乾燥初期に生じる割れには、木口割れと表面割れがあります。どちらも木口部分や材表面が先に乾燥して収縮するために起こります。板材などで木口部分を貫通した割れを木口の裂けと呼び、最も問題となる損傷です。

初期割れが発生する原因は、

①水分傾斜、つまり表面は乾いて収縮しようとしても、内部には水分が残ったままで寸法に変化が起こらず、逆に表面には引っ張りの力が働くこと、

②収縮率の差、つまり板目方向の収縮率がまさ目方向の2倍近くあること、

③板目方向の強度が最も弱い(強さは繊維方向>>まさ目方向>板目方向)ことです。

逆に言いますと、収縮率の差が小さい樹種や、横への引張力に耐えられる材であるならば、割れが生じにくいことになります。また、木口割れの多くは、丸太の木口割れが製材後にも残ったために生じると考えられています。

内部割れ

乾燥末期に生じる内部割れ乾燥末期に生じる内部割れ

乾燥後に材を横切りした時に見られる内部の割れを内部割れと言います。この内部割れは感想の末期に発生します。

この割れが発生する原因は、

①初期割れとは逆に、乾燥末期に内部が乾燥し収縮しようとする時に、引張された表層に引っ張られる力に耐えられなくなることや、

②落ち込みと呼ばれる細胞のつぶれが内部に生じた結果だと考えられています。

ポイント19 乾燥初期に発生しやすい割れには、木口割れと表面割れがある。
ポイント20 乾燥末期には内部割れが生じる場合がある。

特異な収縮

乾燥応力

乾燥過程の応力と応力による変形乾燥過程の応力と応力による変形

乾燥初期には、表層は繊維飽和点をき って収縮しようとし、その内部はまだ収縮しません。
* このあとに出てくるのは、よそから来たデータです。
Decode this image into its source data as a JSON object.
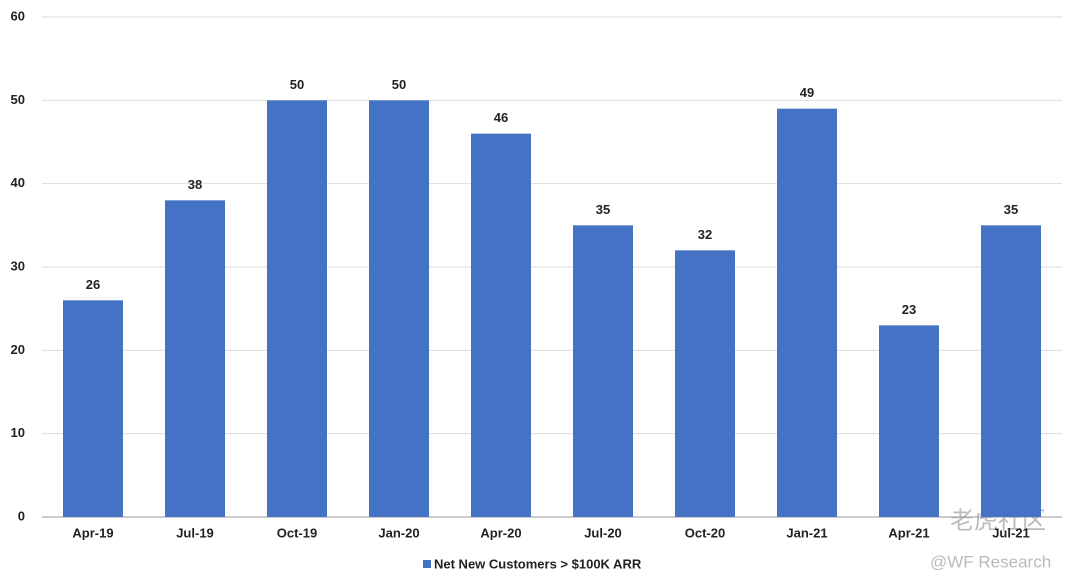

この時、表層には内部が突っ張るので引張応力が、逆に内部には圧縮応力が働くのです。乾燥がさらに進むと表層は引っ張られたまま固定化し、内部も繊維飽和点をきって収縮しようとしだします。この時、表層の引張力が消え逆に圧縮力が、内部には引張力が働くようになります。この応力が逆転する時期を応力転換期と呼びます。

ドライングセット

薄くて小さな材が乾燥する時には、ほぼ自由に収縮でき、乾燥条件に関係なく収縮率は変わりません。しかし、ある程度の厚材では、単純な収縮以外に、乾燥応力、細胞のつぶれ(落ち込み)、重しの圧力などのいろいろな要素が複雑に絡みあい、乾燥条件や個々の材の質により収縮率に違いが現れます。自由収縮に対して、ある力の働く乾燥条件下での収縮を、ドライングセットと呼びます。

例えば、引張りながら乾燥させた材の収縮率は減少します(引張セット)。事実、同じサイズの材を温度を変えて乾燥してみると、低温乾燥された材の収縮率が若干小さくなる現象が見られます。これは表層に引張応力が、長く働くためだと考えられます。

落ち込み

樹種によって木材が乾燥する過程で、特定の細胞や組織は含水率が繊維飽和点以上でつぶれる場合があります。これを細胞の落ち込みと呼びます。この状態が特定の箇所に集中して発生すると、板にくぼみが生じます。この状態を落ち込みが生じたと言います。また、板全体に発生すると収縮率が大きくなるので、異常収縮とも呼ばれます。細胞の落ち込みの原因の一つは、水の引張力と考えられており、温度が高いと発生しやすくなります。

ポイント21 一般に乾燥過程の材には乾燥応力が働いている。
ポイント22 乾燥過程で自由収縮は稀で、多少はドライングセットされる。
ポイント23 繊維飽和点以上で細胞がつぶれ、落ち込みが生じることがある。